There was a time when great architectural landmarks were torn down without regard. Some
still suffer the same fate, but not without a fight. Occasionally, a demolished treasure makes its way back into the architectural fabric of its former site for nostalgic reasons, or in an attempt to rectify past mistakes. Britain's Telegraph, recently reported on one such attempt at reviving a demolition tragedy that occurred in London, the Euston Arch.

                                           "The Euston Arch used to stand a few hundred yards to
                                           the west of St Pancras: huge, austere, and magnificent.
                                           It was 70 feet high by 44 feet deep. 'Between the fluted
                                           columns, each eight and a half feet in diameter, which
                                           formed the main carriage entrance,' wrote John Betjeman,
                                           'might be glimpsed the green hills of Hampstead beyond.'
                                           For over a century this was the first sight of London for
                                           travelers from the North West. When it was new, crowds
                                           flocked by omnibus to see this wonder of the age."

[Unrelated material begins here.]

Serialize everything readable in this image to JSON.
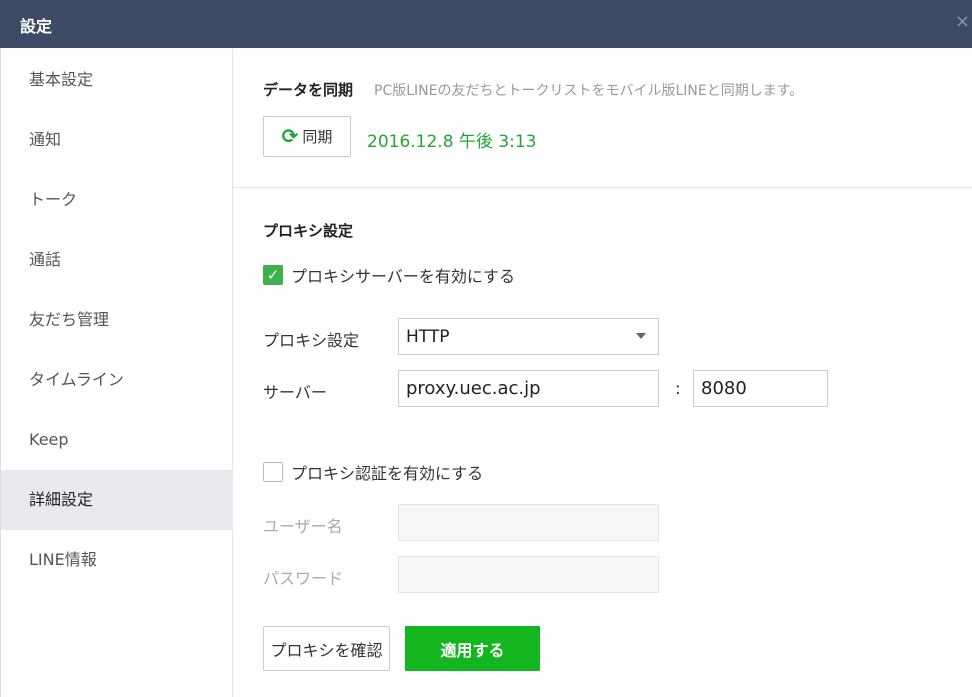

[Image: Euston Arch, rebuilt Euston Arch illustration by Joe Robson via wikipedia /Artwork: designslinger]

The Arch, designed by architect Philip Hardwick, was built in 1837, "as the grand entrance to
the first railway terminus ever built in a capital city." In 1961, after standing for 124 years, British Railways decided to tear down the portico as part of the rehabilitation of Euston. It was the preservation battle of the era, and although the edifice could have been dismantled and reassembled, BR decided it was too costly. Many of the stone blocks ended up being used to plug a large hole in a channel waterway. Now, there is going to be another redevelopment of Euston in 2012, and there are hopes that the Arch may be rebuilt, possibly retrieving some of the blocks still laying in the water, and reusing them in the newly reconstructed structure.

[Images: 1910 Pennsylvania Station via wikipwedia; Rendering of new Moynihan Station, som /Artwork:designslinger]

In 1964, the Pennsylvania Railroad Company decided to demolish their glorious temple of
train travel on Manhattan's 34th Street. An outstanding example of Beaux-arts architecture, the 1910 building was designed by the premiere firm of McKim, Mead and White. By the late 1950's however, the train company had decided that the old antiquated building needed replacing, and though a grand structure, it made no sense to preserve a building simply as a "monument" to the past. It used the tired old argument that it was just too costly to justify its existence. As was the case with Euston Arch, the demolition of Penn Station galvanized a nascent preservation community in New York and is credited with being the catalyst for the start of the national preservation movement in the United States. And, a new/old station is in the works.


[Images: 1910 Pennsylvania Station via wikipedia; Model of new Moynihan/Farley Station, som /Artwork: designslinger]

Ironically, in 1999, then New York senator Daniel Moynihan, got Congress to approve funding
for a new Penn Station to be built in the old Farley Post Office Building which is across 8th Avenue from the old terminal. The  post office was also designed by McKim and company in 1912, and its imposing colonnade was meant to mimic the train station's columned facade across the avenue. The new concept, known as Moynihan/Farley Station, has been through several design firms and revisions, but the objective has remained the same; to take the transportation hub out of the basement under Madison Square Garden and the Pennsylvania Plaza, and return it to its rightful place as a majestic transportation hub as grand as the old Pennsylvania depot.


[Images: 1910 Pennsylvania Station via wikipedia; Rendering of new Moynihan Station, som /Artwork: designslinger]

Two train station stories, separated by a very large body of water, but closely related in their

story of 1960's narrow mindedness, and the revolutionary change in attitudes about the viability of preserving a building as a monument to the heritage of our architectural past.